FIGURE LEGENDS:
FIGURE 1 Surface representation of antibodies indicating different binding sites for chromatographic ligands. (A) Shows the highest affinity sites for Capto MMC to three different antibodies. The typical interaction energy values for the top three binding sites range from -5 to -7 kcal/mol. The region with the highest interaction energy differs as a function of molecule. (B) The CDR region showed the highest interaction for Capto MMC ligand outside of the top three binding sites for each molecule. The interaction energies ranged from -4 to -5 kcal/mol. In addition, the interaction site, interacting residues, and surface area explored are diverse as should be expected for a hypervariable region.
FIGURE 2 Structure of agarose base matrix and attached ligands.(A) A surface representation of the agarose base matrix and the attached ligands. The ligands are spaced evenly around the resin from a single ligand attachment to six ligands per resin. (B) A cartoon representation of the attachment site of a chromatographic ligand to resin. The head group of the ligand is separated from the base by a linker (backbone). (C) Structure of the ligands used in this study. CaptoTM adhere and CaptoTM MMC are produced by GE Healthcare, USA and CEX (HyperDTM F) is produced by PALL Life Science, USA.
FIGURE 3 Comparison of the interaction energy between different agarose-ligand densities against mAb-1 compared to un-functionalized agarose. The mAb-ligand docking was performed at pH 5.5 and compared between modalities. All agarose-ligand complex had an improved interaction energy over un-functionalized agarose (base matrix). The general trend is that, increasing the number of ligands increase the interaction energy.
FIGURE 4 The interaction site of functionalized agarose (agarose-ligand complex) bound to mAb-1. (A) A close-up view of the interaction site between agarose-ligand complex bound to antibody (mAb-1). There is a range of interaction energies that is attributed to the head group of each attached ligand making interactions with specific sites instead of the entire ligand (head group and backbone) (B) Highest affinity interaction site of agarose-ligand complex in the context of the entire antibody. A solvation droplet was designed to cover the area in blue to simulate any changes in interaction energy as a function of molecular dynamics.

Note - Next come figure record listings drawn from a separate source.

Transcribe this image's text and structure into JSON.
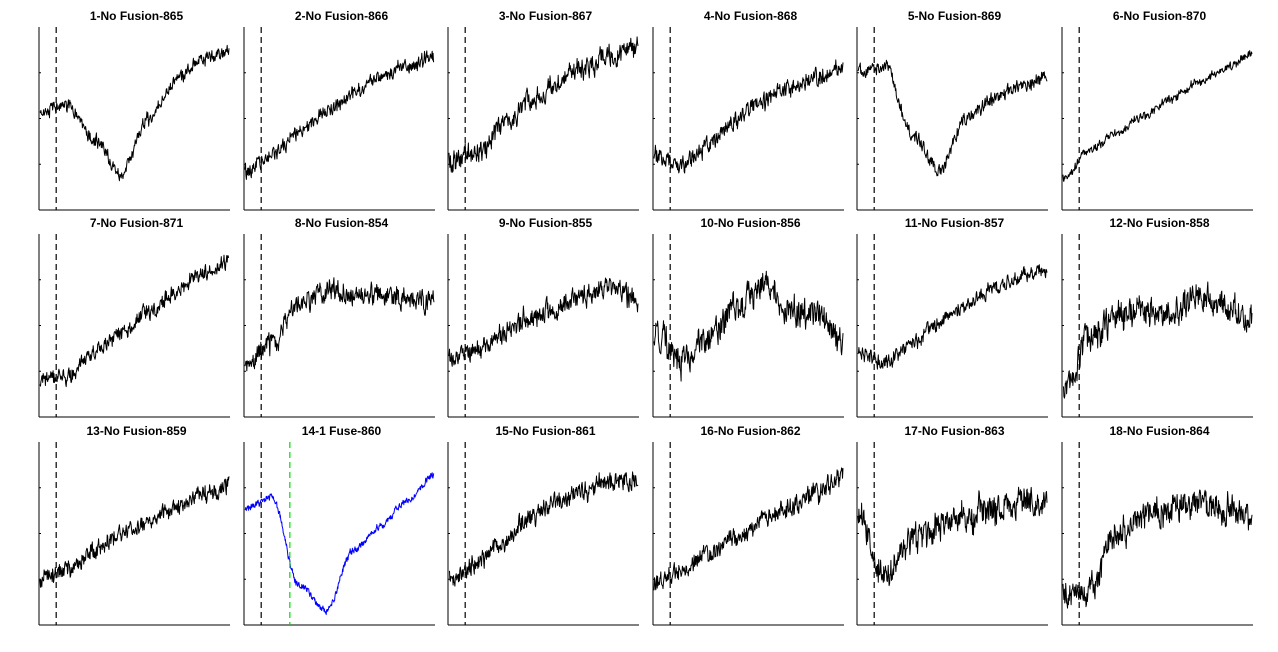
{
  "figure": {
    "background": "#ffffff",
    "trace_color_default": "#000000",
    "trace_color_highlight": "#0000ff",
    "marker_color_default": "#000000",
    "marker_color_highlight": "#00dd00"
  },
  "chart_data": [
    {
      "type": "line",
      "title": "1-No Fusion-865",
      "shape": "dip",
      "level": [
        0.55,
        0.58,
        0.38,
        0.18,
        0.5,
        0.72,
        0.86,
        0.9
      ],
      "noise": 0.03,
      "color": "#000000",
      "markers": [
        0.09
      ]
    },
    {
      "type": "line",
      "title": "2-No Fusion-866",
      "shape": "ramp",
      "level": [
        0.2,
        0.3,
        0.42,
        0.55,
        0.65,
        0.75,
        0.82,
        0.88
      ],
      "noise": 0.035,
      "color": "#000000",
      "markers": [
        0.09
      ]
    },
    {
      "type": "line",
      "title": "3-No Fusion-867",
      "shape": "ramp",
      "level": [
        0.25,
        0.3,
        0.45,
        0.6,
        0.72,
        0.8,
        0.87,
        0.92
      ],
      "noise": 0.05,
      "color": "#000000",
      "markers": [
        0.09
      ]
    },
    {
      "type": "line",
      "title": "4-No Fusion-868",
      "shape": "ramp",
      "level": [
        0.3,
        0.22,
        0.35,
        0.5,
        0.6,
        0.68,
        0.75,
        0.8
      ],
      "noise": 0.04,
      "color": "#000000",
      "markers": [
        0.09
      ]
    },
    {
      "type": "line",
      "title": "5-No Fusion-869",
      "shape": "dip",
      "level": [
        0.78,
        0.82,
        0.4,
        0.2,
        0.5,
        0.62,
        0.7,
        0.75
      ],
      "noise": 0.03,
      "color": "#000000",
      "markers": [
        0.09
      ]
    },
    {
      "type": "line",
      "title": "6-No Fusion-870",
      "shape": "ramp",
      "level": [
        0.15,
        0.32,
        0.42,
        0.52,
        0.62,
        0.72,
        0.8,
        0.88
      ],
      "noise": 0.02,
      "color": "#000000",
      "markers": [
        0.09
      ]
    },
    {
      "type": "line",
      "title": "7-No Fusion-871",
      "shape": "ramp",
      "level": [
        0.18,
        0.2,
        0.35,
        0.45,
        0.58,
        0.7,
        0.82,
        0.88
      ],
      "noise": 0.035,
      "color": "#000000",
      "markers": [
        0.09
      ]
    },
    {
      "type": "line",
      "title": "8-No Fusion-854",
      "shape": "step",
      "level": [
        0.25,
        0.4,
        0.62,
        0.72,
        0.68,
        0.7,
        0.66,
        0.65
      ],
      "noise": 0.05,
      "color": "#000000",
      "markers": [
        0.09
      ]
    },
    {
      "type": "line",
      "title": "9-No Fusion-855",
      "shape": "ramp",
      "level": [
        0.3,
        0.35,
        0.45,
        0.55,
        0.62,
        0.68,
        0.72,
        0.65
      ],
      "noise": 0.05,
      "color": "#000000",
      "markers": [
        0.09
      ]
    },
    {
      "type": "line",
      "title": "10-No Fusion-856",
      "shape": "bump",
      "level": [
        0.45,
        0.3,
        0.42,
        0.6,
        0.75,
        0.6,
        0.55,
        0.4
      ],
      "noise": 0.07,
      "color": "#000000",
      "markers": [
        0.09
      ]
    },
    {
      "type": "line",
      "title": "11-No Fusion-857",
      "shape": "ramp",
      "level": [
        0.35,
        0.28,
        0.4,
        0.52,
        0.62,
        0.72,
        0.8,
        0.85
      ],
      "noise": 0.035,
      "color": "#000000",
      "markers": [
        0.09
      ]
    },
    {
      "type": "line",
      "title": "12-No Fusion-858",
      "shape": "step",
      "level": [
        0.1,
        0.45,
        0.55,
        0.6,
        0.58,
        0.68,
        0.62,
        0.55
      ],
      "noise": 0.07,
      "color": "#000000",
      "markers": [
        0.09
      ]
    },
    {
      "type": "line",
      "title": "13-No Fusion-859",
      "shape": "ramp",
      "level": [
        0.25,
        0.3,
        0.4,
        0.5,
        0.58,
        0.66,
        0.74,
        0.78
      ],
      "noise": 0.04,
      "color": "#000000",
      "markers": [
        0.09
      ]
    },
    {
      "type": "line",
      "title": "14-1 Fuse-860",
      "shape": "dip",
      "level": [
        0.65,
        0.72,
        0.2,
        0.05,
        0.4,
        0.55,
        0.7,
        0.85
      ],
      "noise": 0.015,
      "color": "#0000ff",
      "markers": [
        0.09,
        0.24
      ],
      "highlight": true
    },
    {
      "type": "line",
      "title": "15-No Fusion-861",
      "shape": "ramp",
      "level": [
        0.25,
        0.32,
        0.45,
        0.6,
        0.7,
        0.76,
        0.82,
        0.8
      ],
      "noise": 0.045,
      "color": "#000000",
      "markers": [
        0.09
      ]
    },
    {
      "type": "line",
      "title": "16-No Fusion-862",
      "shape": "ramp",
      "level": [
        0.22,
        0.28,
        0.38,
        0.48,
        0.58,
        0.66,
        0.75,
        0.85
      ],
      "noise": 0.045,
      "color": "#000000",
      "markers": [
        0.09
      ]
    },
    {
      "type": "line",
      "title": "17-No Fusion-863",
      "shape": "ramp",
      "level": [
        0.62,
        0.25,
        0.45,
        0.55,
        0.6,
        0.66,
        0.7,
        0.68
      ],
      "noise": 0.07,
      "color": "#000000",
      "markers": [
        0.09
      ]
    },
    {
      "type": "line",
      "title": "18-No Fusion-864",
      "shape": "step",
      "level": [
        0.15,
        0.18,
        0.52,
        0.6,
        0.65,
        0.68,
        0.65,
        0.62
      ],
      "noise": 0.07,
      "color": "#000000",
      "markers": [
        0.09
      ]
    }
  ]
}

FIGURE 5 Comparison of experimental binding affinities with in silico interaction energies for mAb-1. (A) Interaction energy of Free Ligand (MMC) (Capto MMC ligand un-attached to a base matrix), agarose, and agarose with Capto MMC attached (Agarose MMC also called agarose-ligand complex). As the number of Capto MMC ligands attached to the agarose increase, the overall interaction energy of the functionalized agarose increases. (B) Chromatographic retention (k’ ) determined from retention mapping assessment with increasing ligand density shows a similar trend as docking interaction energies.
FIGURE 6 Molecular dynamics simulation of mAb-1 ligand complex compared to docking score. The interaction energies from the molecular simulation was slightly lower than the docking score but remained constant for the entire length of the simulation.